A existires-me antes do sol. Entre dentadas de pão e goles de café com leite.
Acho que gosto do micro-ondas por me acompanhar manhãs e madrugadas com o mesmo
calor entusiasta. Sim. Que, se me levanto às três ou às quatro, o cerimonial
idêntico. Depois fico um nadinha meio tonta, a mão na persiana, a olhar a rua
que não é ela ainda e aos poucos se vai vestindo de si. E passam vidas dentro
de carros que são relâmpagos apressados no escuro da janela, gente que talvez
não encontre no dia que começa senão muitas horas e minutos de atravessar. E
fico-lhes com pena do cedo, de, quem sabe, se apressarem em casa sem um tempo
de acordar. Mas em mim há certeza de estar viva e de o dia a romper. Então,
volto ao pequeno-almoço, sento-me de novo, afasto a chávena e puxo o copo com o
sumo; passo um invariável dedo nas gotas que cristalizam no cálice a boiar
amarelos e admiro-lhe as linhas que me cativaram na escolha. Tão bonito, beber
por ele a manhã!

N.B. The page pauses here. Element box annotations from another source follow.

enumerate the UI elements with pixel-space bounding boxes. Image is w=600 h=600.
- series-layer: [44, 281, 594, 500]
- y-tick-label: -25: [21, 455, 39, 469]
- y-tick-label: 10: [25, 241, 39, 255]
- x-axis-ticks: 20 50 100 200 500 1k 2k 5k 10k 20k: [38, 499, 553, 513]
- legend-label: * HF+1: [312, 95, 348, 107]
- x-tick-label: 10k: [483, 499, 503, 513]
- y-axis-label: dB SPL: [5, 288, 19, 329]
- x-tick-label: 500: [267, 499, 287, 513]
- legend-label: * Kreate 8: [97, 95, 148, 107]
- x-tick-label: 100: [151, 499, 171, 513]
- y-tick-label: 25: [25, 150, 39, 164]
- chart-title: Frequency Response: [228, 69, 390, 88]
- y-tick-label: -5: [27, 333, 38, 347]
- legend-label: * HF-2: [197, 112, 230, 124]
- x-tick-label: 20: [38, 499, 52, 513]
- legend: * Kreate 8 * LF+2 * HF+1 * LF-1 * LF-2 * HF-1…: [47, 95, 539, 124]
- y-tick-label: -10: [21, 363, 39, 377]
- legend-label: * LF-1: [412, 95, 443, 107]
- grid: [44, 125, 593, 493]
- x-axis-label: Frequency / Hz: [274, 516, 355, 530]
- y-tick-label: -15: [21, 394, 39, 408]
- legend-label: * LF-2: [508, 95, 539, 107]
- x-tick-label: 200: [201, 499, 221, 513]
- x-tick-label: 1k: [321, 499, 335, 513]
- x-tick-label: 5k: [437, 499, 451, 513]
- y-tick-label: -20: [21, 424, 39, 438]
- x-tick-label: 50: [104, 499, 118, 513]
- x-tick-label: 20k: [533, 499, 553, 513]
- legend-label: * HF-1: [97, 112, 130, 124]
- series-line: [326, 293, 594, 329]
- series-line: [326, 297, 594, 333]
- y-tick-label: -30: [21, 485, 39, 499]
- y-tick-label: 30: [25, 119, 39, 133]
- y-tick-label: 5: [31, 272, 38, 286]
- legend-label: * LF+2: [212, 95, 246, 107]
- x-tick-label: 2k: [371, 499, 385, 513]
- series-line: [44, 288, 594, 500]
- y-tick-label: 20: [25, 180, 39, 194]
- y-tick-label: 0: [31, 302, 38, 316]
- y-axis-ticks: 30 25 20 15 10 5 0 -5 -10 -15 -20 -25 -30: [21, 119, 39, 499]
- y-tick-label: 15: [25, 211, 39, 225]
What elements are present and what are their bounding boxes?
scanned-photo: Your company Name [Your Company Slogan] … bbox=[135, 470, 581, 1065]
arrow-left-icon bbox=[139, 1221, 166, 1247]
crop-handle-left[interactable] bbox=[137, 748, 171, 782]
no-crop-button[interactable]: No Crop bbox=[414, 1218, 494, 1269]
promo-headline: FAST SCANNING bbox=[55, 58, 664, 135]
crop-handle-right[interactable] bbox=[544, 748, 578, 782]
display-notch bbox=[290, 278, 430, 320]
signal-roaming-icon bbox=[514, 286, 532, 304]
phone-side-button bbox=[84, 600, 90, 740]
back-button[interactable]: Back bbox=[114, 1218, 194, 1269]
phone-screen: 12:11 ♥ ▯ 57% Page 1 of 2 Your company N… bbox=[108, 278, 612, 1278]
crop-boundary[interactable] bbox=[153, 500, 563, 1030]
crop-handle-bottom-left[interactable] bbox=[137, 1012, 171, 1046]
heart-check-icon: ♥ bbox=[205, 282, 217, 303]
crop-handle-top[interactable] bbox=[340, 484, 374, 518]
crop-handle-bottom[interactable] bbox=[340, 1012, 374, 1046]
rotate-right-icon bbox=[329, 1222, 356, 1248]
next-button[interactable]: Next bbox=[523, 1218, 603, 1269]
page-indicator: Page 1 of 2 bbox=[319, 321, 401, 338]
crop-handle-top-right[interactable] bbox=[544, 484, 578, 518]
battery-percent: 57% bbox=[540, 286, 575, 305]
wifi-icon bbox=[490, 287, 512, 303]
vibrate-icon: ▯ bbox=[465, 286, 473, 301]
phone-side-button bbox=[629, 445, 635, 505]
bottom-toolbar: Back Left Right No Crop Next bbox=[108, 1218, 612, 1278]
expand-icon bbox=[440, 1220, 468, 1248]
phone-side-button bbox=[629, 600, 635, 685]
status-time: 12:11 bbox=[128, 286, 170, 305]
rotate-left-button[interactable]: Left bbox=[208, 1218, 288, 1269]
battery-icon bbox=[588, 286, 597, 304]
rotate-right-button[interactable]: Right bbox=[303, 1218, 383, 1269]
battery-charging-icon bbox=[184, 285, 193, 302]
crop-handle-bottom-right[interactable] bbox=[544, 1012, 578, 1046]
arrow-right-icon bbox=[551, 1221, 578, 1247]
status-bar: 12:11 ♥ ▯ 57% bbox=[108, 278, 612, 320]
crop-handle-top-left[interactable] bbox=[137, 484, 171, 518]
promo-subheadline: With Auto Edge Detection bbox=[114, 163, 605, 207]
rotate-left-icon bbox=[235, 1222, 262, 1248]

E atento no sem vontade da compota, a escorrer da colher para
o pão, espessa, em pingos grossos de açúcar que ferveu brandamente, misturado
com os pedaços de fruta; uma brandura apurada em minutos e horas de fogão. E
gosto de pensar que ela nos guarda no sabor, na textura, no cheiro. Estamos os
três dentro do frasco, eu, o açúcar e a fruta.